The demonstrations, dubbed the "Friday of Martyrs," aim to condemn the fall of Brotherhood supporters in recent violence following the police's deadly crackdown on the Islamist sit-ins last week, leaving over 700 dead.
Army and police forces have spread over the vicinity of Rabaa El-Adawiya Mosque in Nasr City, where the alliance held its main sit-in for six weeks before the dispersal. They have closed off several nearby streets.
They also increased their presence at the nearby defence ministry and the Ittihadeya presidential palace in Heliopolis district, a few kilometres away from Rabaa El-Adawiya.
In addition, army forces have closed off all entrances to Tahrir Square in central Cairo with tanks and barbed wire.

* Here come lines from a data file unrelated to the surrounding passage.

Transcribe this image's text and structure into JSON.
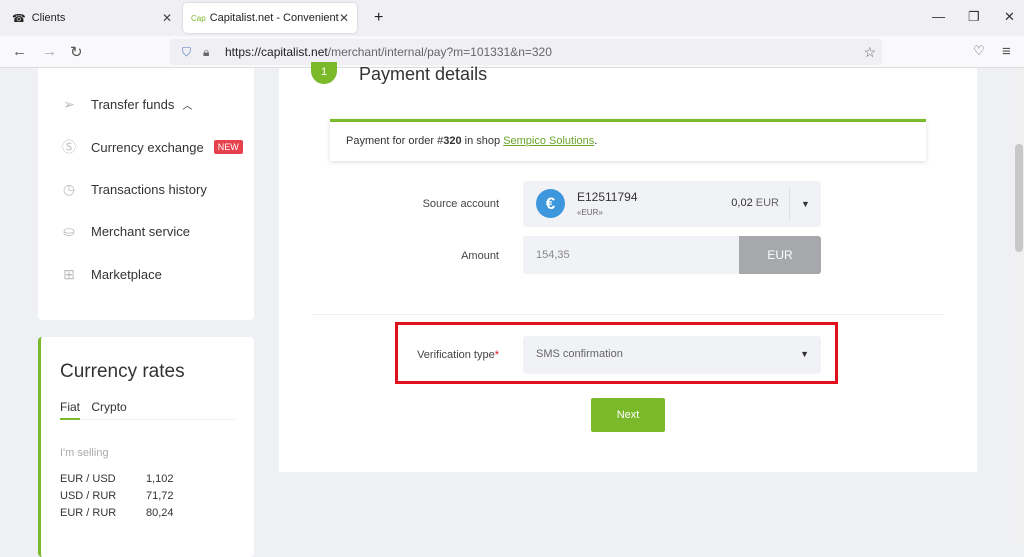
{
  "browser": {
    "tabs": [
      {
        "label": "Clients"
      },
      {
        "label": "Capitalist.net - Convenient onli",
        "favicon": "Cap"
      }
    ],
    "url_host": "https://capitalist.net",
    "url_path": "/merchant/internal/pay?m=101331&n=320"
  },
  "sidebar": {
    "items": [
      {
        "label": "Transfer funds",
        "icon": "paper-plane-icon"
      },
      {
        "label": "Currency exchange",
        "badge": "NEW",
        "icon": "dollar-circle-icon"
      },
      {
        "label": "Transactions history",
        "icon": "clock-icon"
      },
      {
        "label": "Merchant service",
        "icon": "merchant-icon"
      },
      {
        "label": "Marketplace",
        "icon": "grid-plus-icon"
      }
    ]
  },
  "rates": {
    "title": "Currency rates",
    "tabs": [
      "Fiat",
      "Crypto"
    ],
    "subtitle": "I'm selling",
    "rows": [
      {
        "pair": "EUR / USD",
        "value": "1,102"
      },
      {
        "pair": "USD / RUR",
        "value": "71,72"
      },
      {
        "pair": "EUR / RUR",
        "value": "80,24"
      }
    ]
  },
  "main": {
    "step": "1",
    "title": "Payment details",
    "notice": {
      "prefix": "Payment for order #",
      "order": "320",
      "mid": " in shop ",
      "shop": "Sempico Solutions",
      "suffix": "."
    },
    "source_label": "Source account",
    "account": "E12511794",
    "account_cur": "«EUR»",
    "balance": "0,02",
    "balance_cur": "EUR",
    "amount_label": "Amount",
    "amount": "154,35",
    "amount_cur": "EUR",
    "verification_label": "Verification type",
    "required": "*",
    "verification_value": "SMS confirmation",
    "next": "Next"
  },
  "colors": {
    "accent": "#7ab929",
    "highlight": "#e0101c"
  }
}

Tahrir has been a site for anti-Brotherhood demonstrations and currently hosts several tents of protesters who opted to defend the area in case Morsi supporters attempt to take over the iconic square.

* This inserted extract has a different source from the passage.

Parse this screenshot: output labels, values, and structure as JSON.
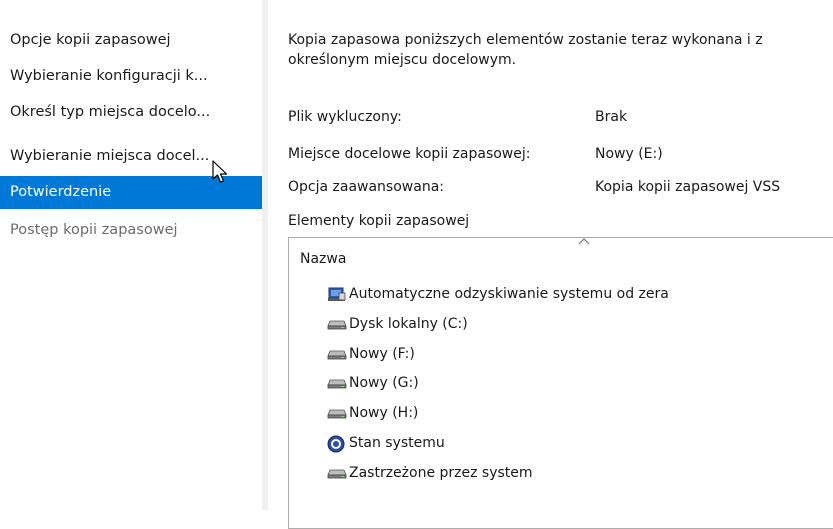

Meanwhile, the army also closed off Gam'et El-Dowal El-Arabiya Street, a main route in Mohandiseen district which intersects with the square where Mostafa Mahmoud Mosque is located.
In Nile Delta, violence broke out in several cities.
At least one Morsi loyalist, named Mohamed Abdullah, was killed in Tanta city, in the Nile Delta Gharbiya governorate. The scuffles also left at least 25 injured.
Immediately after dispersing the sit-ins last week, Islamist protesters attempted to set up a new sit-in in front of the mosque, but fierce clashes broke out with security forces and the crowd was quickly dispersed.
Three days after the dispersals, in response to violent clashes that followed nationwide, the alliance announced it would hold a week of rallies in protest. However, the turn out across the past week has been relatively small in numbers.
Fourteen governorates, including Cairo, Giza and Alexandria, are under a state-imposed curfew from seven o'clock in the evening to six o'clock in the morning. A one-month long state of emergency was also announced nationwide last week.